Pimbina : Le pimbina (en anglais, squashberry) est le fruit de la viorne trilobée qui est un arbrisseau des haies et des clairières (famille des Caprifoliacées – Nom botanique : Viburnum trilobum), à floraison en bouquets blancs et à petites baies rouges.
Le mot « pimbina » vient de l’algonkin de nipimina, langue de la tribu indienne algonquine du Canada) et qui signifie « graines ou fruits amers ».
Le pimbina est une petite baie qui reste accrochée aux tiges tout l’hiver canadien et qui fournit une graine salutaire aux oiseaux, surtout aux tétras dont elles parfument la chair.
En Scandinavie, on faisait autrefois une sorte de bouillie avec de la farine, du miel et les fruits du pimbina. On en a également distillé un alcool. Quoique plutôt âpre, le fruit du pimbina était et est encore un aliment important chez les Amérindiens. Chez certaines peuplades, on ne le cueillait traditionnellement qu’en plein hiver tandis que chez d’autres, on le ramassait en septembre pour le consommer sans délai ou encore le conserver jusqu’à ce qu’il s’attendrisse. On l’a également fait sécher. Une façon très courante de conserver les fruits frais, quelle que soit l’espèce, consistait à les recouvrir de graisse d’animal ou d’huile de poisson ou à les immerger dans l’eau. Dans certaines peuplades de l’Ouest, le fruit de la viorne était considéré comme un aliment prestigieux et seules les personnes de haut rang avaient le droit de le cueillir, dans des endroits dont ils avaient la jouissance exclusive, de par leur statut.
Élément important des échanges commerciaux ou cadeau de grande valeur, ce petit fruit apparaît dans de nombreux mythes des Haida, une peuplade de la Colombie-Britannique, qui croyaient que c’était l’aliment de choix des êtres surnaturels.
Les Carrier le mangeaient avec de la graisse d’ours, les Nishgale le faisaient bouillir et le mélangeaient ensuite avec de l’huile. Parfois, ils en faisaient une sorte de crème glacée, en le battant avec de l’huile de poisson-chandelle et de la neige. On le faisait également cuire dans la soupe. Dans l’Est, les Algonquins et les Abénakis consommaient le fruit de  : Viburnum cassinoides, les Iroquois, Saulteux, Micmacs et Malécites celui du Viburnum lentago et du  Viburnum trilobum.

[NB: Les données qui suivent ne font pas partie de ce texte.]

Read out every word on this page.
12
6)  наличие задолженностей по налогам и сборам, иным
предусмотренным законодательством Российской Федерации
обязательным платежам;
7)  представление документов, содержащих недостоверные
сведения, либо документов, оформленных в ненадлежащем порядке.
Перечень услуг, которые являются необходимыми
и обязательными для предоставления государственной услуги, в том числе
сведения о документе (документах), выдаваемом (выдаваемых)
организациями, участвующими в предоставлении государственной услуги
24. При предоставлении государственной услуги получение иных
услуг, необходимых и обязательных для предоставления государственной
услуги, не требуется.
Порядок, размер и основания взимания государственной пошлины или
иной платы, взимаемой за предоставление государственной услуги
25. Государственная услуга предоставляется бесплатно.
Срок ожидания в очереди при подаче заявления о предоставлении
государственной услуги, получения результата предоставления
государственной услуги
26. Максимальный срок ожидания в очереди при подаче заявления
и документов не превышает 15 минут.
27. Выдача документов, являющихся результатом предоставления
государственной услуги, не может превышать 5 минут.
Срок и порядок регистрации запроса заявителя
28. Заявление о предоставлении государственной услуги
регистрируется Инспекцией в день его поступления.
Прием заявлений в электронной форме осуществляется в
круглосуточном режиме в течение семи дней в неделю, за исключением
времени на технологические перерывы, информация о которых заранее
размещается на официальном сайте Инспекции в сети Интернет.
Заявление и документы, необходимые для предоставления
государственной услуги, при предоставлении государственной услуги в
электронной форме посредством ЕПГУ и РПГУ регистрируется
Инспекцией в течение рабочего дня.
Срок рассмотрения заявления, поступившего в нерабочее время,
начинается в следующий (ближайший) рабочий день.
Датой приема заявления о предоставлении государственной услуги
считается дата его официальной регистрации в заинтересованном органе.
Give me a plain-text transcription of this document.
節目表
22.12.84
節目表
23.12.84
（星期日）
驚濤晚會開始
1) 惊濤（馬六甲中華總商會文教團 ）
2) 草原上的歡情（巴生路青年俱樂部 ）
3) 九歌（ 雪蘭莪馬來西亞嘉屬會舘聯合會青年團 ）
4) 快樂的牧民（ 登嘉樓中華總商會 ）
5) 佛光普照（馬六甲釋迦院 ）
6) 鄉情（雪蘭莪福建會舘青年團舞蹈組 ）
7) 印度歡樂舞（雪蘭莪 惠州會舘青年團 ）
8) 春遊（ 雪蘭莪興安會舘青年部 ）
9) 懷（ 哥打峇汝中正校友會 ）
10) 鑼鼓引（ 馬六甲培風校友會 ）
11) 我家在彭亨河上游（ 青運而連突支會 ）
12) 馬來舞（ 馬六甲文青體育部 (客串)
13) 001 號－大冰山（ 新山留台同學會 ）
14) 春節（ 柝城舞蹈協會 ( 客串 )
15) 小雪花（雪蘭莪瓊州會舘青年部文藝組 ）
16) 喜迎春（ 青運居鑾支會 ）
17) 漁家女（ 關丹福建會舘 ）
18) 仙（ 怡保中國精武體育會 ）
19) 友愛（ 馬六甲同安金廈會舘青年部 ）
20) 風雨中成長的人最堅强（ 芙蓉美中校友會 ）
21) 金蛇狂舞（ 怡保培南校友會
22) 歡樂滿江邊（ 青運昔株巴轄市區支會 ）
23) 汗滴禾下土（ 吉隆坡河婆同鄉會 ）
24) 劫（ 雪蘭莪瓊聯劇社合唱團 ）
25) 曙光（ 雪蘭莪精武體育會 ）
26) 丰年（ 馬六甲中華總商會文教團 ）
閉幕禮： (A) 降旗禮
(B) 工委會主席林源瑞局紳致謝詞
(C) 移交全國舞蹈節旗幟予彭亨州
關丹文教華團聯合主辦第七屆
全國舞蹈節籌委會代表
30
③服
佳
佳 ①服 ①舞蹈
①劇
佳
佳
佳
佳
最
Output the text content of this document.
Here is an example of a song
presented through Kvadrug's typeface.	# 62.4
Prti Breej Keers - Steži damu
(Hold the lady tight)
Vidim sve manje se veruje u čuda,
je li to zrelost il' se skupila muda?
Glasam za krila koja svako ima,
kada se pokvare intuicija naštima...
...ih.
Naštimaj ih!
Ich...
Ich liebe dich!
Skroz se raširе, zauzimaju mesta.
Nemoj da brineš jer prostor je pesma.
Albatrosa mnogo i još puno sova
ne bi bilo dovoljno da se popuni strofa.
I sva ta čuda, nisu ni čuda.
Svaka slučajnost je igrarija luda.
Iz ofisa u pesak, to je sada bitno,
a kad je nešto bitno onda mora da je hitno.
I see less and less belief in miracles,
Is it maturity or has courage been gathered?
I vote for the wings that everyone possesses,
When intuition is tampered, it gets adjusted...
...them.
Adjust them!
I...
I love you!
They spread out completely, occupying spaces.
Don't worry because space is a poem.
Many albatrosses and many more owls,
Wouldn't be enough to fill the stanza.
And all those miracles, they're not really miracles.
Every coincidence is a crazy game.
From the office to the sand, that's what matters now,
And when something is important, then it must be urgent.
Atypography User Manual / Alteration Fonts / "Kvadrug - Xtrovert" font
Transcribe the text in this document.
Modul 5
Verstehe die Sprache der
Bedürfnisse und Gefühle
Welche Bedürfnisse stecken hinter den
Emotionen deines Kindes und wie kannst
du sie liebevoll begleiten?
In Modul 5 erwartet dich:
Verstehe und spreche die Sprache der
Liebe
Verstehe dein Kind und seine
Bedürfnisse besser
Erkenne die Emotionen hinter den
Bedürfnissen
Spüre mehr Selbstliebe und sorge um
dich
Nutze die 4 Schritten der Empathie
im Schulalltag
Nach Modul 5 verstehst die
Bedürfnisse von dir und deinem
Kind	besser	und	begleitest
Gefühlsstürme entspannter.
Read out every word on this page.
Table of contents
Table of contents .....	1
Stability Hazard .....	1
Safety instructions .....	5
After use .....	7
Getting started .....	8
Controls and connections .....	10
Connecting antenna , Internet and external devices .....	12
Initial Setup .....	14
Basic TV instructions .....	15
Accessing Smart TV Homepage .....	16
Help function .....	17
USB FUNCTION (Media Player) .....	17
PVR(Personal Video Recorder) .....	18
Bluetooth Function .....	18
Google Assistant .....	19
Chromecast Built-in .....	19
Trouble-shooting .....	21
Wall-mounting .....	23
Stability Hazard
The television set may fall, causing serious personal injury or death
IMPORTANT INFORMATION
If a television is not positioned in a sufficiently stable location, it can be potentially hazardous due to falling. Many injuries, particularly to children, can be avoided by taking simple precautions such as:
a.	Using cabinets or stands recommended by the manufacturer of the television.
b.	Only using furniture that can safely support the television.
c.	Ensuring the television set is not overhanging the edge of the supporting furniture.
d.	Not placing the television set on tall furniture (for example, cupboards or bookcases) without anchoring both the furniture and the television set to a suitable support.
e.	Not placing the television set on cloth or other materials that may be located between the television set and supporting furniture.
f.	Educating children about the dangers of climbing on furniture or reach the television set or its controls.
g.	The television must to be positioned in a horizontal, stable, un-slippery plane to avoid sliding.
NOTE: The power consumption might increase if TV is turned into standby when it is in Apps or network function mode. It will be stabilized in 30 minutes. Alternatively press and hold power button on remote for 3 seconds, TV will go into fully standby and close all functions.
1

On cueille le pimbina pendant les grands gels, car sa pulpe est devenue moelleuse.
Comme les canneberges, on en fait de la compote ou de la gelée, qui est un peu âpre mais qui accompagne très bien les volailles ou les gibiers.
Aujourd’hui, on n’emploie plus guère le fruit de la viorne que dans les confitures et la gelée ou sous forme de jus ou de vin.
Mais on peut toujours renouer avec une tradition fort ancienne (surtout pour les enfants), celle de la neige nappée de sirop de pimbina.